David Gee, legendary entertainer and prolific author of such literary treasures as “Turnabout Is Foreplay” and “Ventriloquism for Dummies”, has died. He was 112. The iconic comedian had just finished a morning workout when he passed away in his suite at the Playboy Mansion surrounded by a small circle of friends. At a press conference from the White House, President Sasha Obama praised Mr. Gee as “warm, wonderful and always a lot of fun to be around”. With a sportive grin she then declared, “And he truly was an American hero”. No doubt that statement was in reference to the footlong ham, baloney and cheese creation that bears his name at Subway. 

EARLY LIFE AND CAREER

Born in New Rochelle, New York and raised in Northern California, David Gee was, by all early indications, well on his way to a successful career in politics; at age eighteen he became the youngest elected public official in California state history. But while a student at U.C. Santa Barbara, a chance encounter with a cold beer and a hot microphone at a local watering hole sent him slouching toward a life in Show Business. And slouch he did. It was more than a decade spent in dive bars and at comedy club cattle calls before his first real break blew in: a Las Vegas variety revue entitled “Playboy’s Girls of Rock n’ Roll”. In addition to affording him steady work for a considerable run, it also earned him the honor of being named “Best Comedian in a Production Show” by the Las Vegas Review Journal for an unprecedented four years in a row. “I loved that gig and never took it for granted,” Gee wistfully reflected in a television interview. “At the time, I was your everyday mercenary comic, your typical workin’ stiff.” He then quickly added, “And in the Playboy show, believe me, I was workin’ stiff.”  

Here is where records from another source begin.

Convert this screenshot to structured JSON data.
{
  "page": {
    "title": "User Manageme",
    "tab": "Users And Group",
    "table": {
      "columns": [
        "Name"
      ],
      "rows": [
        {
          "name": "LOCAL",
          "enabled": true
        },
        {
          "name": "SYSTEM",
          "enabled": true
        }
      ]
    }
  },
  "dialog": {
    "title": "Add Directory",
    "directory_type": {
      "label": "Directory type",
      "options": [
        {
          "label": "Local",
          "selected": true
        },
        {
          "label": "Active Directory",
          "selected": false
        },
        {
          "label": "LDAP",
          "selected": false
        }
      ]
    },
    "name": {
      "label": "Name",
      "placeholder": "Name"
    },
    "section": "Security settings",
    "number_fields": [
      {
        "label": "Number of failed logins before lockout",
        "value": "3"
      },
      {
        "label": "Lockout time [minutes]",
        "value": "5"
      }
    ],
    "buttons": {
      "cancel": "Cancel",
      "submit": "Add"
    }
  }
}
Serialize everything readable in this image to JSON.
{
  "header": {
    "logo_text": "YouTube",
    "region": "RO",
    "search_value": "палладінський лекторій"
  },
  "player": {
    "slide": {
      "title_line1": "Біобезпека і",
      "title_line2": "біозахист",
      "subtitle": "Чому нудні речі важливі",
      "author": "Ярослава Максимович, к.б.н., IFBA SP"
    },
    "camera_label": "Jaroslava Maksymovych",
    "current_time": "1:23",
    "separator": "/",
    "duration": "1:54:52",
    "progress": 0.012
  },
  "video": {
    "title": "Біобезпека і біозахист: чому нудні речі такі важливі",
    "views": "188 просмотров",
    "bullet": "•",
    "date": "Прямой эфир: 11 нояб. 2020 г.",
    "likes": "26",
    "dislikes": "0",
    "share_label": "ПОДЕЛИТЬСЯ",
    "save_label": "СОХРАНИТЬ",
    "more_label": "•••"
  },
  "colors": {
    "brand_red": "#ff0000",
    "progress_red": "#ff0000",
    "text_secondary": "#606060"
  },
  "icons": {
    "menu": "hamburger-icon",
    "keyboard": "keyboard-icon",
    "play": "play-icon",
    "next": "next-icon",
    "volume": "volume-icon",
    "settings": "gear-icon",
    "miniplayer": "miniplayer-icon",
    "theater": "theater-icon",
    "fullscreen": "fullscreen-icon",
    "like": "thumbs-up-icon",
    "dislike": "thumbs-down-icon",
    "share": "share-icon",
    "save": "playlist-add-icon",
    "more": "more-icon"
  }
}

In his 2041 autobiography “Is It Bald, Drunk and Hilarious in Here, or Is It Just Me?” Gee wrote that his association with Budd Friedman – owner of the Improv comedy clubs – was “as significant as any in all of my career.” That relationship, which began in the mid-1990’s, enabled him to refine his talents and to more fully develop as a comedian. Furthermore, it permitted the incurably star struck performer an opportunity to share the stage with such heavyweights as Bob Hope, Rodney Dangerfield, Jerry Seinfeld and Chris Rock. “At a Friar’s Roast in 2001,” Gee recounted, “Sid Caesar introduced me to Milton Berle. How insanely cool is that?” But for his Improv connection, that unforgettable moment and many others would not have occurred.

It was at this time that David Gee also came of age as a writer: frequently called upon to provide material for countless other comedians, creative projects and corporate events. He became a regular contributor to the Los Angeles Times and, in 2007, was commissioned to pen one-liners for the President of the United States at the annual White House Correspondent’s Dinner. It was true comic irony that for over six years he had been an ardent, vocal critic of the then president George W. Bush yet, after one phone call, found himself suddenly cast in the role of supplying banter for the man.  “To me”, he wrote, “it was like the first Queen Elizabeth soliciting a deckhand of the Spanish Armada to provide her a lift across the English Channel.” He then offered, “Nonetheless, I enjoyed the row.”

Consistent work as a voice-over artist and web series actor, combined with his numerous nightclub and corporate engagements, allowed him to hang on to that coveted pot to piss in and to successfully navigate the stormy seas of Recession in 2008, 2009 and 2010.